Jerry Cole's house in the early to mid-1930s, with dog sled in the foreground.
Photo courtesy of James Taylor a
The unsung heroes of the early years must surely have been the mail carriers who braved the elements to maintain that thin thread of contact with the outside world.
During the brief summers mail traveled largely by water, but in the winter large stretches of Cook Inlet became unnavigable due to ice packs and bergs. Kenai might have no mail in or out from December to April, unless it could be carried overland by dog team.
By 1902 the mail delivery system in Alaska had over 2,160 miles of dog sled routes, 460 miles of dog sled and horse routes and 112 miles of railroad. More routes were added every year as gold strikes opened up new country, new towns developed and older towns grew. The longest trail ran from Seward to Nome and was called the Iditarod.

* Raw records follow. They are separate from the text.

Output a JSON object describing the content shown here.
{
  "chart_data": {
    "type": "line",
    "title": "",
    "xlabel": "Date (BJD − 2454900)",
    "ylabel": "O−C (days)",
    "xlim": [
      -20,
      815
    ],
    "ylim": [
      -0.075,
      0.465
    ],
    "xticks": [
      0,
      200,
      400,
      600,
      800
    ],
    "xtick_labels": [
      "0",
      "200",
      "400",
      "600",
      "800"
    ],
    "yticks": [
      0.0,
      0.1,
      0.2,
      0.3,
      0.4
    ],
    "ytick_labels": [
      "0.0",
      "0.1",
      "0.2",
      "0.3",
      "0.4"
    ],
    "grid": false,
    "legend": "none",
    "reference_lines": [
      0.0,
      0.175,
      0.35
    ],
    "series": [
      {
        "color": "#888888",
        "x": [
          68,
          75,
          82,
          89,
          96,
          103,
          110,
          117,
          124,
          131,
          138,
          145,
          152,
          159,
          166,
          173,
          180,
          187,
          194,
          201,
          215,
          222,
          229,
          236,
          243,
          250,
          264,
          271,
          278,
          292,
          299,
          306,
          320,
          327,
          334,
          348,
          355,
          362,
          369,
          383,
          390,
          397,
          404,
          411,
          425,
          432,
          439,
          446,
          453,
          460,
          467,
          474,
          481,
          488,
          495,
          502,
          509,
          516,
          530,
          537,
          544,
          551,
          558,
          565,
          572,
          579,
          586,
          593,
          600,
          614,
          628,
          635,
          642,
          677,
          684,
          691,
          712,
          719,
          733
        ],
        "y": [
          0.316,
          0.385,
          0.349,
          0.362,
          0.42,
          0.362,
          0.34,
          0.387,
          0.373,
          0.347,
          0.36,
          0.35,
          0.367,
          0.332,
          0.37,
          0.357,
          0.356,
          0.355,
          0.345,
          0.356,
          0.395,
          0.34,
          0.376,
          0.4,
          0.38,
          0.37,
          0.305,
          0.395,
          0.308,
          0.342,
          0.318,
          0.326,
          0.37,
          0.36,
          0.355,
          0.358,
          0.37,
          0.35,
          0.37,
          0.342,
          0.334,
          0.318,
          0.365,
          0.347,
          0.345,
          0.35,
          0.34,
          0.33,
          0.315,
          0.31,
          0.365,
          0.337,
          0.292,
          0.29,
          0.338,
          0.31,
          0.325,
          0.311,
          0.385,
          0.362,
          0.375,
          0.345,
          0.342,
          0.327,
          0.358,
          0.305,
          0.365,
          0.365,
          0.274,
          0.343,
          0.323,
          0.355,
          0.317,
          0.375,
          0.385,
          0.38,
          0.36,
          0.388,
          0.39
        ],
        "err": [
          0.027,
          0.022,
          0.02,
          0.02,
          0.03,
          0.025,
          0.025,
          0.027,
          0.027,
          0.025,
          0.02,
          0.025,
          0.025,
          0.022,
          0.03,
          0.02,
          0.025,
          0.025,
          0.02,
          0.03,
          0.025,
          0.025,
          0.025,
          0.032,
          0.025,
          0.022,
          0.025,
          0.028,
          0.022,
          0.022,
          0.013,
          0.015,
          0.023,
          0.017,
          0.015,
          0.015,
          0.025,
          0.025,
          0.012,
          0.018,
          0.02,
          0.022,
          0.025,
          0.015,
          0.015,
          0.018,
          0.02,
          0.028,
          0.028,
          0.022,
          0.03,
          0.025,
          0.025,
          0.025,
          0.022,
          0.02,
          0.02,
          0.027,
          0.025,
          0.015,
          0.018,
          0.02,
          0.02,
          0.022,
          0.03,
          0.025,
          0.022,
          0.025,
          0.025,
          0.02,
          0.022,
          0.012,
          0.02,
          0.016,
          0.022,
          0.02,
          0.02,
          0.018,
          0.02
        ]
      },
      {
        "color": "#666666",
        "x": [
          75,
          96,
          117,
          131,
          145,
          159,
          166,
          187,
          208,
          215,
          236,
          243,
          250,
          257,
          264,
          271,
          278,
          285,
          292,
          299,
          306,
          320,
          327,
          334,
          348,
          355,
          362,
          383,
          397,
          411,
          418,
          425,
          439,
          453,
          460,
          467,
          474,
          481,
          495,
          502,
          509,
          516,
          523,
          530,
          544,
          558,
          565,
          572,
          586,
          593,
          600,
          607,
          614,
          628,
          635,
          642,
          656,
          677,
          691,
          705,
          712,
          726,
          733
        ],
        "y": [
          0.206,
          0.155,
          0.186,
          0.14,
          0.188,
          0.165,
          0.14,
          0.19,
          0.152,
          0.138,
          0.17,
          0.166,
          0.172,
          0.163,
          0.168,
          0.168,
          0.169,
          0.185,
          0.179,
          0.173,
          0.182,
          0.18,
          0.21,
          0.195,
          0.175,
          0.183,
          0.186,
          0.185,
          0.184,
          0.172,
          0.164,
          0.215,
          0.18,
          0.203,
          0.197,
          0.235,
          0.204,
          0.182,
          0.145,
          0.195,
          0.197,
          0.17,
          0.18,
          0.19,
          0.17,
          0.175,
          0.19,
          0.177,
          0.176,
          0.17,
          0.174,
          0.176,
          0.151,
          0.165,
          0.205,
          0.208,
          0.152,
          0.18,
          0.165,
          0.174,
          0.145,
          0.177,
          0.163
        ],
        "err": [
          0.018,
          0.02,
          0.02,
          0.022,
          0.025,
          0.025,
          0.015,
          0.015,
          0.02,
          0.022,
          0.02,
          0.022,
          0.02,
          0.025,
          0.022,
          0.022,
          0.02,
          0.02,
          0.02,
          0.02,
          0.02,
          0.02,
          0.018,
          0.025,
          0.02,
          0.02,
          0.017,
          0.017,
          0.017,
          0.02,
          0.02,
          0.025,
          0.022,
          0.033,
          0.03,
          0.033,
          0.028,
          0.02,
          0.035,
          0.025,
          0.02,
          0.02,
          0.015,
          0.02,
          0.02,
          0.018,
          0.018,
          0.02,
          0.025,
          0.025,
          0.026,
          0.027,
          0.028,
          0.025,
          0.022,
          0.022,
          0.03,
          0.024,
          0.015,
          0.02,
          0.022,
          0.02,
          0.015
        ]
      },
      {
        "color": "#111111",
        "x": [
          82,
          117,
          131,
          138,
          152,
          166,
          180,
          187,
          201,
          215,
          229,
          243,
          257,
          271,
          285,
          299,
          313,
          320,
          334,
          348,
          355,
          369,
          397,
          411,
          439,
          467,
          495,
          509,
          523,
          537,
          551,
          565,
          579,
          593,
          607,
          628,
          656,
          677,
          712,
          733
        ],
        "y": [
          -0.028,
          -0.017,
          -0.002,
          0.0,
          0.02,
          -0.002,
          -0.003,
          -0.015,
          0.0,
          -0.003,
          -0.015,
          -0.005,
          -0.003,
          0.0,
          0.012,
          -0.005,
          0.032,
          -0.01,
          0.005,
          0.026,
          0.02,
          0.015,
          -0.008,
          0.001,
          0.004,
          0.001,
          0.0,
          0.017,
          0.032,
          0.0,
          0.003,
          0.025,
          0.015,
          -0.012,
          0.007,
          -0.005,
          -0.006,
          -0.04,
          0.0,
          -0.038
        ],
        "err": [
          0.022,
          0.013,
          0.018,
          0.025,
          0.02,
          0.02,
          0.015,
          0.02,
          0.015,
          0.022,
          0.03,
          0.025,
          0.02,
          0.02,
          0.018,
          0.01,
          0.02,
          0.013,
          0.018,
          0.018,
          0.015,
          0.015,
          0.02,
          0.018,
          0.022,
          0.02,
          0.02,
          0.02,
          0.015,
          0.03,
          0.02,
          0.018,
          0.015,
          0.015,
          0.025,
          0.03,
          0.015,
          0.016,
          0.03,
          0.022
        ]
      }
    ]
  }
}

A branch of the Iditarod left the trail at Kenai Lake and ran approximately 125 miles over frozen swamps and lakes to the village of Kenai on Cook Inlet. This trail was poorly marked and maintained and traveled through what would become Kenai National Moose Range and later re-named, Kenai National Wildlife Refuge.
In 1903 a Senate subcommittee visited Alaska and commented on the lack of a comprehensive transportation system. As a result of this visit the task of overseeing construction of roads and trails in this growing territory was given to a Board of Commissioners. Two years later this became the Alaska Road Commission (ARC).
The ARC rapidly became the main player in the development of Alaska's trails and roads, conducting formal surveys and constructing and marking thousands of miles of trails and roads over the next half century.
In the winter of 1923 a reconnaissance of the winter trail from Kenai Lake to Kenai was made by the ARC. This trip was made from Moose Pass to Kenai in four days employing one man as a guide and one dog team consisting of three dogs and one light sled.
The route from the west end of Kenai Lake followed a Bureau of Public Roads light wagon road for a distance of approximately 5 1/2 miles along the south bank of the Kenai River. It crossed the river near Schooner Bend, on a bridge constructed in the fall and winter of 1920.
The trail continued on the wagon road along the north side of the river for approximately two miles. The trail then ran on a bench above the river for a distance of four miles, at which point the trail turned north and left the river following up a small creek to a long lake (Lower Jean Lake). The trail then crossed a low pass continuing though low swamp and lakes to the Moose River and then down the river to the mouth. From there the trail followed an old Native trail to Kenai.
Substantial work was done on the Seward-Kenai Trail following the 1923 reconnaissance. Two new shelter cabins at Mile 19 and Mile 37 respectively, from Kenai were constructed, one old cabin at Mile 46 was repaired, 18 miles of new trails were cut to a width of 9 feet and 27 miles of old trail was widened to 5 feet.
The two new 14-by-16 log cabins had one door, two windows, corrugated iron roof, a sheet iron stove, five joints of pipe, and a pole bed all the comforts of home. The building of the new cabins and repairing the old cabin were done at a cost to the Territory of Alaska of $750 dollars.
After spending a night sleeping directly below a drip in one of these cabins a musher suggested the need for some improvements.
The route wasn't an easy one for the mail carriers who at times had to transport as much as 1,200 pounds of mail to Kenai with 600 pounds about the maximum load the dogs could pull over the long and rough trail. The carrier had 30 days to make the round trip, but in good conditions he could do the trip in seven to eight days.
The game warden for the Kenai Peninsula wrote in his January 1924 report the following: "Seward-Kenai mail carrier had come in previous day, dogs very worn from a long hard trip fighting soft snow and slush ice, carrier came up south side of (Kenai) lake crossing at Black Point at much risk to himself and team"
As the population of the Kenai grew, roads where built, and the dogsled transportation was challenged by the airplane. Some improvements on the trail were questioned by the carriers as in an incident in the fall of 1929. The improvement on the trail was a covered bridge over the Kenai River near Schooner Bend.
Just as a crew finished the bridge's fine, weather proof shed, up mushed the Seward-Kenai mail carrier with his string of dogs. The carrier stopped, surveyed the newly completed structure and demanded "how in the blank-blank a man was expected to cross a bridge without any snow on it."
The carrier had a record load, including groceries and other commodities and the longer he looked at the bare bridge deck, the less he like it. Finally the workmen hauled snow onto the bridge so the dog team could pull the sled across.
In 1925 the ARC began building airports across Alaska opening a new era of mail delivery. With the loss of mail traffic many trails were inevitably abandoned. In 1939 the Alaska Road Commission finally quit maintaining its shelter cabins, ending an era in Alaska transportation.
Today the trail that crossed what is now the Kenai National Wildlife Refuge has disappeared, the cabins lost in highway improvement or forest fire and only memories remain of the mail carriers who brought the good and sometimes the bad news from the outside world.
Gary Titus is the Wilderness Ranger, Cabin Manager and Historian at Kenai National Wildlife Refuge.